“Good God. On day one.”
“Right? Good times.”
“Are you panicking?”
“Trying not to. That won’t help anything.”
“You can panic with me.”
“Thanks, babe. I was going to stay in the Oval, but they said I should go home and sleep while I could. It’s apt to be a tense few days. I’ll probably miss the twins’ party, and that bums me out big-time.”
“Don’t do that to yourself. They’ll have a wonderful time, and we’ll tell them you got called into work. They'll understand.”
“I want to be with them for their party.”
“They’ll know that, Nick. We’ll make sure of it.”
“Why exactly is it that so many people want this job, anyway?”
“Um, if I had to guess, they get off on the idea of being the most powerful person on earth.”
“I don’t feel very powerful right now with my secretary of State and six Secret Service agents being held hostage by a hostile government.”
“You’re surrounded by the top minds in the world.
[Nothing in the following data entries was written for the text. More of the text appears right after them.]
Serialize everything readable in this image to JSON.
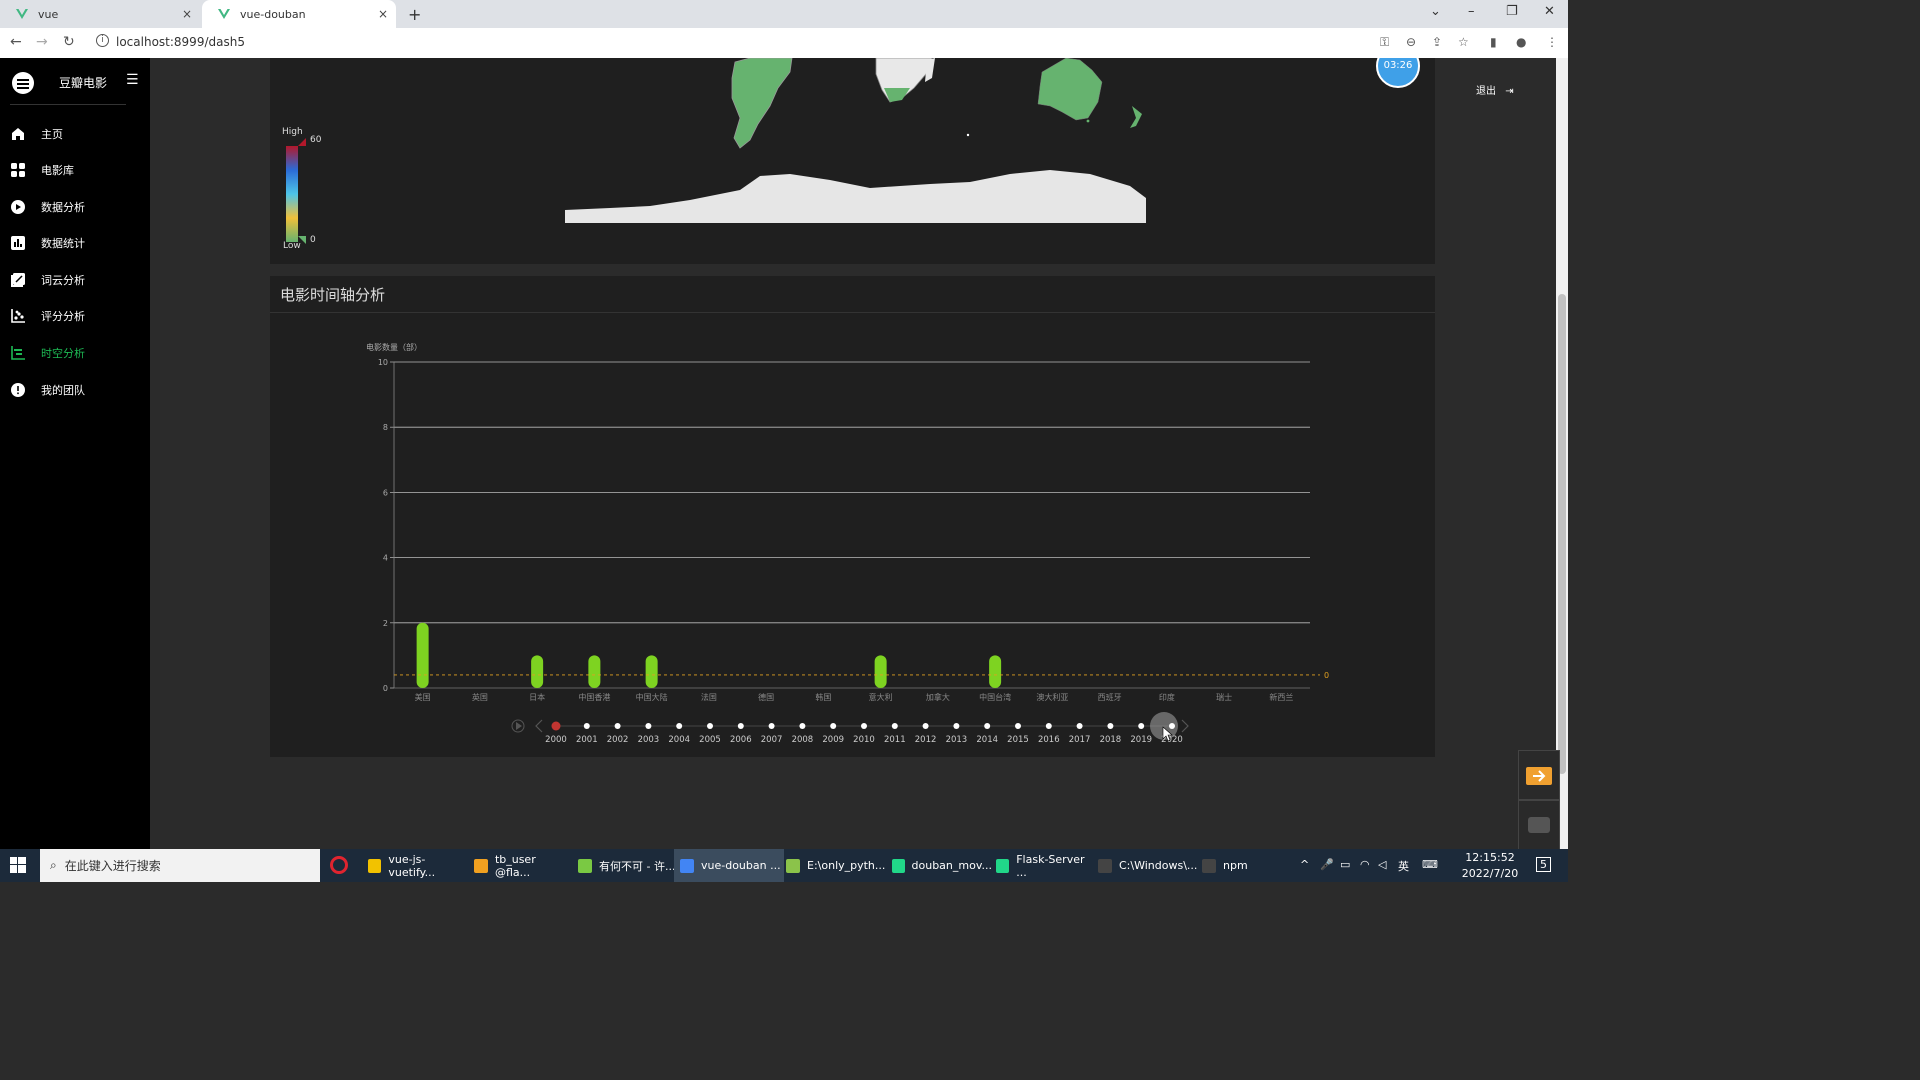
{
  "browser": {
    "tabs": [
      {
        "label": "vue",
        "close": "×"
      },
      {
        "label": "vue-douban",
        "close": "×"
      }
    ],
    "new_tab": "+",
    "url": "localhost:8999/dash5"
  },
  "sidebar": {
    "brand": "豆瓣电影",
    "items": [
      {
        "label": "主页",
        "icon": "home-icon"
      },
      {
        "label": "电影库",
        "icon": "grid-icon"
      },
      {
        "label": "数据分析",
        "icon": "play-icon"
      },
      {
        "label": "数据统计",
        "icon": "bar-chart-icon"
      },
      {
        "label": "词云分析",
        "icon": "edit-icon"
      },
      {
        "label": "评分分析",
        "icon": "scatter-icon"
      },
      {
        "label": "时空分析",
        "icon": "timeline-icon",
        "active": true
      },
      {
        "label": "我的团队",
        "icon": "alert-icon"
      }
    ]
  },
  "header": {
    "logout": "退出",
    "avatar_badge": "03:26"
  },
  "map_card": {
    "legend": {
      "high_label": "High",
      "low_label": "Low",
      "max": "60",
      "min": "0"
    }
  },
  "timeline_card": {
    "title": "电影时间轴分析"
  },
  "chart_data": {
    "type": "bar",
    "ylabel": "电影数量（部）",
    "ylim": [
      0,
      10
    ],
    "yticks": [
      "0",
      "2",
      "4",
      "6",
      "8",
      "10"
    ],
    "categories": [
      "美国",
      "英国",
      "日本",
      "中国香港",
      "中国大陆",
      "法国",
      "德国",
      "韩国",
      "意大利",
      "加拿大",
      "中国台湾",
      "澳大利亚",
      "西班牙",
      "印度",
      "瑞士",
      "新西兰"
    ],
    "values": [
      2,
      0,
      1,
      1,
      1,
      0,
      0,
      0,
      1,
      0,
      1,
      0,
      0,
      0,
      0,
      0
    ],
    "average_line": 0.4,
    "average_label": "0",
    "bar_color": "#7ed321",
    "timeline": {
      "years": [
        "2000",
        "2001",
        "2002",
        "2003",
        "2004",
        "2005",
        "2006",
        "2007",
        "2008",
        "2009",
        "2010",
        "2011",
        "2012",
        "2013",
        "2014",
        "2015",
        "2016",
        "2017",
        "2018",
        "2019",
        "2020"
      ],
      "current_index": 0
    }
  },
  "taskbar": {
    "search_placeholder": "在此键入进行搜索",
    "tasks": [
      {
        "label": "vue-js-vuetify...",
        "color": "#f2c200"
      },
      {
        "label": "tb_user @fla...",
        "color": "#f0a020"
      },
      {
        "label": "有何不可 - 许...",
        "color": "#7ac943"
      },
      {
        "label": "vue-douban ...",
        "color": "#4285f4",
        "active": true
      },
      {
        "label": "E:\\only_pyth...",
        "color": "#8bc34a"
      },
      {
        "label": "douban_mov...",
        "color": "#21d789"
      },
      {
        "label": "Flask-Server ...",
        "color": "#21d789"
      },
      {
        "label": "C:\\Windows\\...",
        "color": "#444444"
      },
      {
        "label": "npm",
        "color": "#444444"
      }
    ],
    "ime": "英",
    "time": "12:15:52",
    "date": "2022/7/20",
    "notifications": "5"
  }
}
They’ll tell you what to do.”
“I’m surrounded by Nelson’s people with no idea whether they’re loyal to me, or if they think—like the vast majority of Americans probably do—that they’re stuck with a young, inexperienced president who doesn’t actually want the job.”
“Don’t do that. Don’t anticipate trouble. If you step up and do the job and handle the crises, they’ll see you’re more than capable. You’re just going to have to show them, one day at a time.” She kissed his cheek and got out of bed. “Don’t go anywhere.”
“Where’re you going?”
She went into the bathroom, got a melatonin from his medicine cabinet and returned to bed to give it to him along with the glass of water from her bedside table. Since he had to be back at the White House by seven, she only gave him one. “Take it. You’re going to have to sleep to survive this job.”
He took the pill, downed it with a swallow of water and handed the glass back to her. “Not sure how I’ll ever sleep again.”
“You will. Not every day will feel as crazy as the first one did.”
“It’d better not, or I might flee the country.”
“You’d never do that.”
“No, but I wish I could.”
“If you did, you’d never forgive yourself for running away.”
“I wouldn’t.”
“Come here.” Sam held out her arms to him, and he rested his head on her chest. She ran her fingers through his hair, wishing there was something she could say or do to soothe him. Since there wasn’t anything she or anyone could do to ease his burden, she could only love him as fiercely as she ever had while he made this transition and took on the awesome responsibility that came with his new office.
She caressed his back with her other hand, keeping up both until she felt him start to relax as his breathing deepened. If she had to stay up all night rubbing his back, she’d do it if it meant he got some much-needed sleep.
While she waited to be certain he was asleep, she forced her mind to think of anything other than the secretary of State being detained by the Iranians. It was still surreal that something of that magnitude was her husband’s problem. But it’s not yours, she told herself. In an effort to get her mind off Nick’s problems so she might sleep too, she thought about Gigi and the way Cameron Green had looked when he came into her hospital room earlier.
Cam and Gigi weren’t a pairing she would’ve considered had she not witnessed a spark of something urgent coming from him when he saw Gigi in that hospital bed. What Sam had noticed went far beyond one colleague’s concern for another. She picked through memories of the two of them at work, looking for clues that simply didn’t exist.
If something had happened between them, it had occurred outside of work. Both were consummate professionals, so she wasn’t worried about their ability to handle a romantic entanglement on the job. It was just odd that he and Gigi had been dating other people, and yet, Sam had witnessed his intense reaction to seeing Gigi injured earlier. Was the attraction—or whatever it was—mutual?
Under normal circumstances, Sam wouldn’t give a potential attraction between two of her detectives even ten minutes of her attention until it affected her. Since nothing about her current circumstances could be considered “normal,” she was almost relieved to have something to think about other than Nick being president, the Iranians, the location of the man who’d hurt Gigi and her promise to Lenore Worthington to reopen her son’s case.